Amazing, isn't it, how much power the opposition parties have in a Harper government.  Makes me wonder what are they complaining about?
And here's what else I said last January:
And if they actually do bring in a piece of legislation to which their base is profoundly opposed, just because its the right thing for a government to do, maybe it would be a sign that the Harper Cons are starting to think of themselves as a government instead of a party.
No risk of that any time soon.

It's another Festivus miracle!

Barak Obama got Bruce Springsteen to talk to Chris Christie.

Friday, November 02, 2012

"Who dares insult us with this blasphemous mockery?"

New bill refines rules on masks in unlawful protests:
“In my experience when someone shows up at protest with mask, their intentions are violent,” [Canadian Police Association president Tom Stamatakis] said. “There is no good legitimate reason for someone to protest peacefully and show up wearing a mask.”
Nor is there any reason for police to remove their badges during a protest, either.  But this happened at the G20, and then they were protected by the cone of silence.
Irwin Colter seems to think the bill is just aimed at arresting violent protesters.  Actually, the idea is to stop people from attending a protest in the first place.  And a decade from now, chances are the Supreme Court will find pre-emptive arrest for how someone is dressed is unconstitutional.

*The title of this post is a quote from The Masque of the Red Death which somehow seems appropriate, I thought.
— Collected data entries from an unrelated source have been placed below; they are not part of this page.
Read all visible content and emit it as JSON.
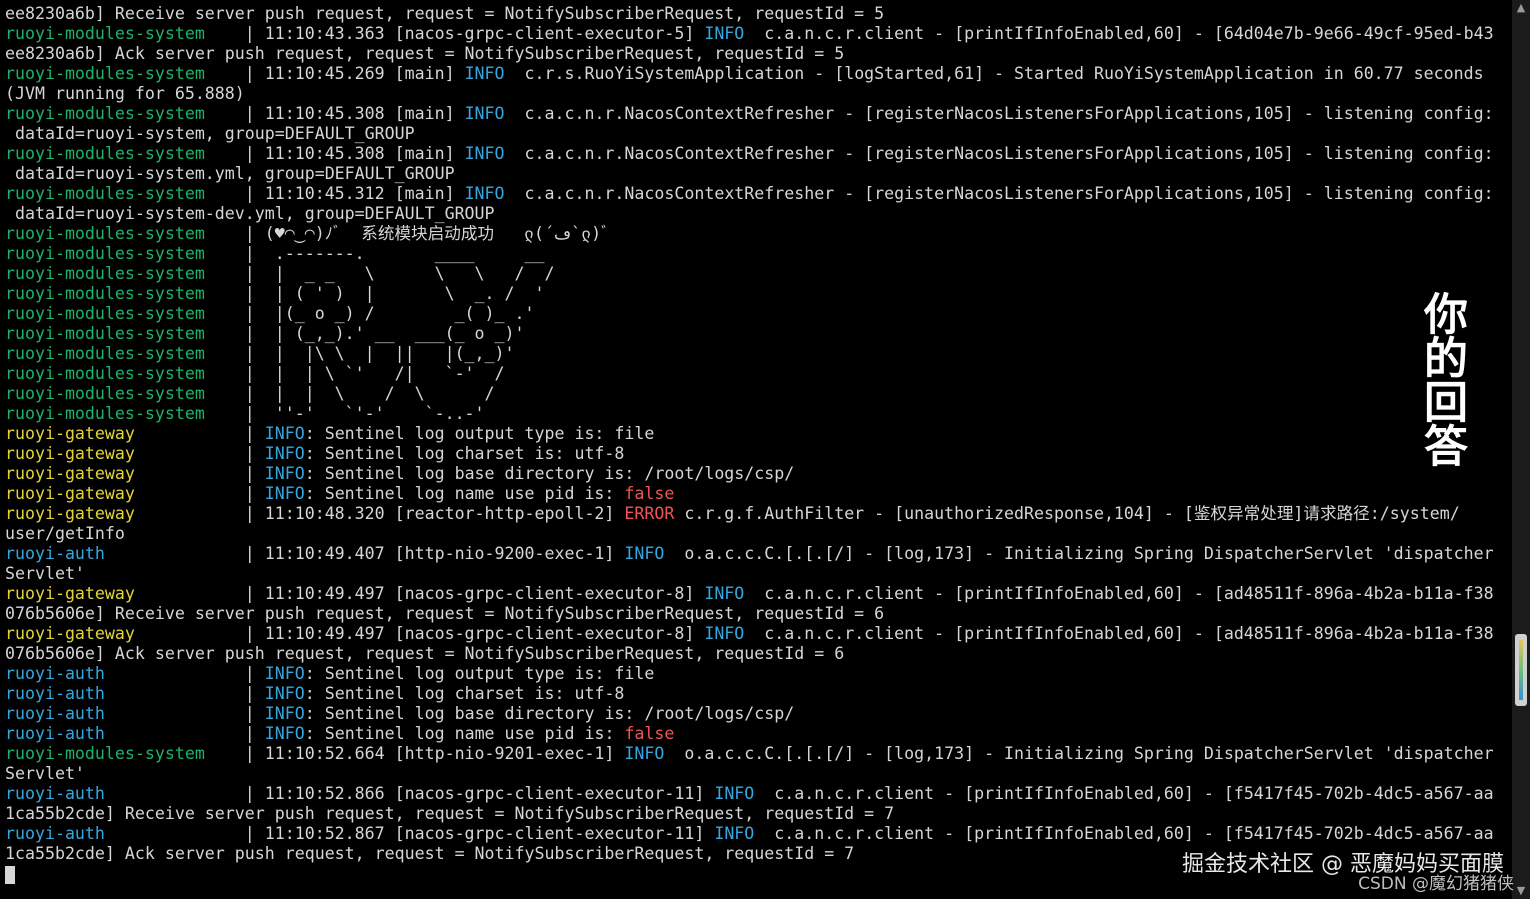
{
  "colors": {
    "background": "#000000",
    "text": "#d6d6d6",
    "service_system": "#1db36a",
    "service_gateway": "#e3d53a",
    "service_auth": "#35a7e0",
    "level_info": "#35a7e0",
    "level_error": "#f05454",
    "keyword_false": "#f05454"
  },
  "terminal": {
    "lines": [
      [
        {
          "t": "ee8230a6b] Receive server push request, request = NotifySubscriberRequest, requestId = 5",
          "c": ""
        }
      ],
      [
        {
          "t": "ruoyi-modules-system",
          "c": "svc-system"
        },
        {
          "t": "    | 11:10:43.363 [nacos-grpc-client-executor-5] ",
          "c": ""
        },
        {
          "t": "INFO",
          "c": "lvl-info"
        },
        {
          "t": "  c.a.n.c.r.client - [printIfInfoEnabled,60] - [64d04e7b-9e66-49cf-95ed-b43",
          "c": ""
        }
      ],
      [
        {
          "t": "ee8230a6b] Ack server push request, request = NotifySubscriberRequest, requestId = 5",
          "c": ""
        }
      ],
      [
        {
          "t": "ruoyi-modules-system",
          "c": "svc-system"
        },
        {
          "t": "    | 11:10:45.269 [main] ",
          "c": ""
        },
        {
          "t": "INFO",
          "c": "lvl-info"
        },
        {
          "t": "  c.r.s.RuoYiSystemApplication - [logStarted,61] - Started RuoYiSystemApplication in 60.77 seconds",
          "c": ""
        }
      ],
      [
        {
          "t": "(JVM running for 65.888)",
          "c": ""
        }
      ],
      [
        {
          "t": "ruoyi-modules-system",
          "c": "svc-system"
        },
        {
          "t": "    | 11:10:45.308 [main] ",
          "c": ""
        },
        {
          "t": "INFO",
          "c": "lvl-info"
        },
        {
          "t": "  c.a.c.n.r.NacosContextRefresher - [registerNacosListenersForApplications,105] - listening config:",
          "c": ""
        }
      ],
      [
        {
          "t": " dataId=ruoyi-system, group=DEFAULT_GROUP",
          "c": ""
        }
      ],
      [
        {
          "t": "ruoyi-modules-system",
          "c": "svc-system"
        },
        {
          "t": "    | 11:10:45.308 [main] ",
          "c": ""
        },
        {
          "t": "INFO",
          "c": "lvl-info"
        },
        {
          "t": "  c.a.c.n.r.NacosContextRefresher - [registerNacosListenersForApplications,105] - listening config:",
          "c": ""
        }
      ],
      [
        {
          "t": " dataId=ruoyi-system.yml, group=DEFAULT_GROUP",
          "c": ""
        }
      ],
      [
        {
          "t": "ruoyi-modules-system",
          "c": "svc-system"
        },
        {
          "t": "    | 11:10:45.312 [main] ",
          "c": ""
        },
        {
          "t": "INFO",
          "c": "lvl-info"
        },
        {
          "t": "  c.a.c.n.r.NacosContextRefresher - [registerNacosListenersForApplications,105] - listening config:",
          "c": ""
        }
      ],
      [
        {
          "t": " dataId=ruoyi-system-dev.yml, group=DEFAULT_GROUP",
          "c": ""
        }
      ],
      [
        {
          "t": "ruoyi-modules-system",
          "c": "svc-system"
        },
        {
          "t": "    | (♥◠‿◠)ﾉﾞ  系统模块启动成功   ლ(´ڡ`ლ)ﾞ",
          "c": ""
        }
      ],
      [
        {
          "t": "ruoyi-modules-system",
          "c": "svc-system"
        },
        {
          "t": "    |  .-------.       ____     __",
          "c": ""
        }
      ],
      [
        {
          "t": "ruoyi-modules-system",
          "c": "svc-system"
        },
        {
          "t": "    |  |  _ _   \\      \\   \\   /  /",
          "c": ""
        }
      ],
      [
        {
          "t": "ruoyi-modules-system",
          "c": "svc-system"
        },
        {
          "t": "    |  | ( ' )  |       \\  _. /  '",
          "c": ""
        }
      ],
      [
        {
          "t": "ruoyi-modules-system",
          "c": "svc-system"
        },
        {
          "t": "    |  |(_ o _) /        _( )_ .'",
          "c": ""
        }
      ],
      [
        {
          "t": "ruoyi-modules-system",
          "c": "svc-system"
        },
        {
          "t": "    |  | (_,_).' __  ___(_ o _)'",
          "c": ""
        }
      ],
      [
        {
          "t": "ruoyi-modules-system",
          "c": "svc-system"
        },
        {
          "t": "    |  |  |\\ \\  |  ||   |(_,_)'",
          "c": ""
        }
      ],
      [
        {
          "t": "ruoyi-modules-system",
          "c": "svc-system"
        },
        {
          "t": "    |  |  | \\ `'   /|   `-'  /",
          "c": ""
        }
      ],
      [
        {
          "t": "ruoyi-modules-system",
          "c": "svc-system"
        },
        {
          "t": "    |  |  |  \\    /  \\      /",
          "c": ""
        }
      ],
      [
        {
          "t": "ruoyi-modules-system",
          "c": "svc-system"
        },
        {
          "t": "    |  ''-'   `'-'    `-..-'",
          "c": ""
        }
      ],
      [
        {
          "t": "ruoyi-gateway",
          "c": "svc-gateway"
        },
        {
          "t": "           | ",
          "c": ""
        },
        {
          "t": "INFO",
          "c": "lvl-info"
        },
        {
          "t": ": Sentinel log output type is: file",
          "c": ""
        }
      ],
      [
        {
          "t": "ruoyi-gateway",
          "c": "svc-gateway"
        },
        {
          "t": "           | ",
          "c": ""
        },
        {
          "t": "INFO",
          "c": "lvl-info"
        },
        {
          "t": ": Sentinel log charset is: utf-8",
          "c": ""
        }
      ],
      [
        {
          "t": "ruoyi-gateway",
          "c": "svc-gateway"
        },
        {
          "t": "           | ",
          "c": ""
        },
        {
          "t": "INFO",
          "c": "lvl-info"
        },
        {
          "t": ": Sentinel log base directory is: /root/logs/csp/",
          "c": ""
        }
      ],
      [
        {
          "t": "ruoyi-gateway",
          "c": "svc-gateway"
        },
        {
          "t": "           | ",
          "c": ""
        },
        {
          "t": "INFO",
          "c": "lvl-info"
        },
        {
          "t": ": Sentinel log name use pid is: ",
          "c": ""
        },
        {
          "t": "false",
          "c": "kw-false"
        }
      ],
      [
        {
          "t": "ruoyi-gateway",
          "c": "svc-gateway"
        },
        {
          "t": "           | 11:10:48.320 [reactor-http-epoll-2] ",
          "c": ""
        },
        {
          "t": "ERROR",
          "c": "lvl-error"
        },
        {
          "t": " c.r.g.f.AuthFilter - [unauthorizedResponse,104] - [鉴权异常处理]请求路径:/system/",
          "c": ""
        }
      ],
      [
        {
          "t": "user/getInfo",
          "c": ""
        }
      ],
      [
        {
          "t": "ruoyi-auth",
          "c": "svc-auth"
        },
        {
          "t": "              | 11:10:49.407 [http-nio-9200-exec-1] ",
          "c": ""
        },
        {
          "t": "INFO",
          "c": "lvl-info"
        },
        {
          "t": "  o.a.c.c.C.[.[.[/] - [log,173] - Initializing Spring DispatcherServlet 'dispatcher",
          "c": ""
        }
      ],
      [
        {
          "t": "Servlet'",
          "c": ""
        }
      ],
      [
        {
          "t": "ruoyi-gateway",
          "c": "svc-gateway"
        },
        {
          "t": "           | 11:10:49.497 [nacos-grpc-client-executor-8] ",
          "c": ""
        },
        {
          "t": "INFO",
          "c": "lvl-info"
        },
        {
          "t": "  c.a.n.c.r.client - [printIfInfoEnabled,60] - [ad48511f-896a-4b2a-b11a-f38",
          "c": ""
        }
      ],
      [
        {
          "t": "076b5606e] Receive server push request, request = NotifySubscriberRequest, requestId = 6",
          "c": ""
        }
      ],
      [
        {
          "t": "ruoyi-gateway",
          "c": "svc-gateway"
        },
        {
          "t": "           | 11:10:49.497 [nacos-grpc-client-executor-8] ",
          "c": ""
        },
        {
          "t": "INFO",
          "c": "lvl-info"
        },
        {
          "t": "  c.a.n.c.r.client - [printIfInfoEnabled,60] - [ad48511f-896a-4b2a-b11a-f38",
          "c": ""
        }
      ],
      [
        {
          "t": "076b5606e] Ack server push request, request = NotifySubscriberRequest, requestId = 6",
          "c": ""
        }
      ],
      [
        {
          "t": "ruoyi-auth",
          "c": "svc-auth"
        },
        {
          "t": "              | ",
          "c": ""
        },
        {
          "t": "INFO",
          "c": "lvl-info"
        },
        {
          "t": ": Sentinel log output type is: file",
          "c": ""
        }
      ],
      [
        {
          "t": "ruoyi-auth",
          "c": "svc-auth"
        },
        {
          "t": "              | ",
          "c": ""
        },
        {
          "t": "INFO",
          "c": "lvl-info"
        },
        {
          "t": ": Sentinel log charset is: utf-8",
          "c": ""
        }
      ],
      [
        {
          "t": "ruoyi-auth",
          "c": "svc-auth"
        },
        {
          "t": "              | ",
          "c": ""
        },
        {
          "t": "INFO",
          "c": "lvl-info"
        },
        {
          "t": ": Sentinel log base directory is: /root/logs/csp/",
          "c": ""
        }
      ],
      [
        {
          "t": "ruoyi-auth",
          "c": "svc-auth"
        },
        {
          "t": "              | ",
          "c": ""
        },
        {
          "t": "INFO",
          "c": "lvl-info"
        },
        {
          "t": ": Sentinel log name use pid is: ",
          "c": ""
        },
        {
          "t": "false",
          "c": "kw-false"
        }
      ],
      [
        {
          "t": "ruoyi-modules-system",
          "c": "svc-system"
        },
        {
          "t": "    | 11:10:52.664 [http-nio-9201-exec-1] ",
          "c": ""
        },
        {
          "t": "INFO",
          "c": "lvl-info"
        },
        {
          "t": "  o.a.c.c.C.[.[.[/] - [log,173] - Initializing Spring DispatcherServlet 'dispatcher",
          "c": ""
        }
      ],
      [
        {
          "t": "Servlet'",
          "c": ""
        }
      ],
      [
        {
          "t": "ruoyi-auth",
          "c": "svc-auth"
        },
        {
          "t": "              | 11:10:52.866 [nacos-grpc-client-executor-11] ",
          "c": ""
        },
        {
          "t": "INFO",
          "c": "lvl-info"
        },
        {
          "t": "  c.a.n.c.r.client - [printIfInfoEnabled,60] - [f5417f45-702b-4dc5-a567-aa",
          "c": ""
        }
      ],
      [
        {
          "t": "1ca55b2cde] Receive server push request, request = NotifySubscriberRequest, requestId = 7",
          "c": ""
        }
      ],
      [
        {
          "t": "ruoyi-auth",
          "c": "svc-auth"
        },
        {
          "t": "              | 11:10:52.867 [nacos-grpc-client-executor-11] ",
          "c": ""
        },
        {
          "t": "INFO",
          "c": "lvl-info"
        },
        {
          "t": "  c.a.n.c.r.client - [printIfInfoEnabled,60] - [f5417f45-702b-4dc5-a567-aa",
          "c": ""
        }
      ],
      [
        {
          "t": "1ca55b2cde] Ack server push request, request = NotifySubscriberRequest, requestId = 7",
          "c": ""
        }
      ]
    ]
  },
  "scrollbar": {
    "up_icon": "▲",
    "down_icon": "▼",
    "position": 0.78
  },
  "overlay": {
    "side_text": "你的回答",
    "watermark_main": "掘金技术社区 @ 恶魔妈妈买面膜",
    "watermark_sub": "CSDN @魔幻猪猪侠"
  }
}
Thursday, November 01, 2012

Asymmetric despair



"Asymmetric warfare" is guerilla war between weak and strong.
The terrible Ashley Smith video is asymmetric despair -- she was so weak, and her captors so strong. Maybe the only way to express her despair was to abuse her own body, to disassociate from herself.
No wonder Corrections Canada didn't want us to see this child's pathetic, doomed fight against riot-geared guards and cold-hearted medical staff. Dr. Dawg writes:
Something is rotten and festering in Canada’s prison system. God knows how many other young people are presently being brutalized and driven to suicide by incompetence and cruelty as I write this.
“Don’t let them get away with it,” said Julian Falconer, the Smith family’s lawyer, to the coroner. Amen to that.

Sunday, October 28, 2012

Speaking of hobgoblins

If "foolish consistency is the hobgoblin of little minds" then we shouldn't be expecting any consistency from the way the Harper Cons are handling gun licensing and registration these days:
Conservatives said the registry was ineffective because it targeted “law-abiding hunters, farmers and sport shooters” and missed the criminals who would never register anyway.
They also argued the registry information was so incomplete and out of date that it was useless for tracing guns.
Yet the same Conservative government that killed the registry recently brought in new regulations to ensure that as of December, all firearms have unique serial number markings.
A release from the Public Safety department earlier this month said serial numbers on guns “contribute to public safety, by facilitating law enforcement investigations when the markings can be linked to information on the last legal owner of the firearm.”
In short, a government that long complained over the cost of Liberal gun control laws has left the most expensive element in place, while stripping out a weapons database that — by its own logic — appears to have some use.
But Canada has learned that the last thing we can expect from the Harper Cons is logical decision-making.

Tuesday, October 23, 2012

Great line of the day

From Nancy Nall:
Maybe Dave Barry is right -- as we get older, our brains fill up with song lyrics and there’s no room for anything else.

These fans better watch it.

Friday, October 19, 2012

He's kidding, right?

Did the Onion start a Canadian edition?
Changes to parliamentary pension plan ‘cowardly,’ MP says:
Edmonton MP Peter Goldring, a former Conservative caucus member, said the hefty increase in contributions will dramatically reduce take-home pay for MPs who earn $157,731 in base salary, and ultimately make it far more difficult to attract top quality politicians.
Like him, I suppose.
Don't let the door hit you on the ass on your way out, Pete.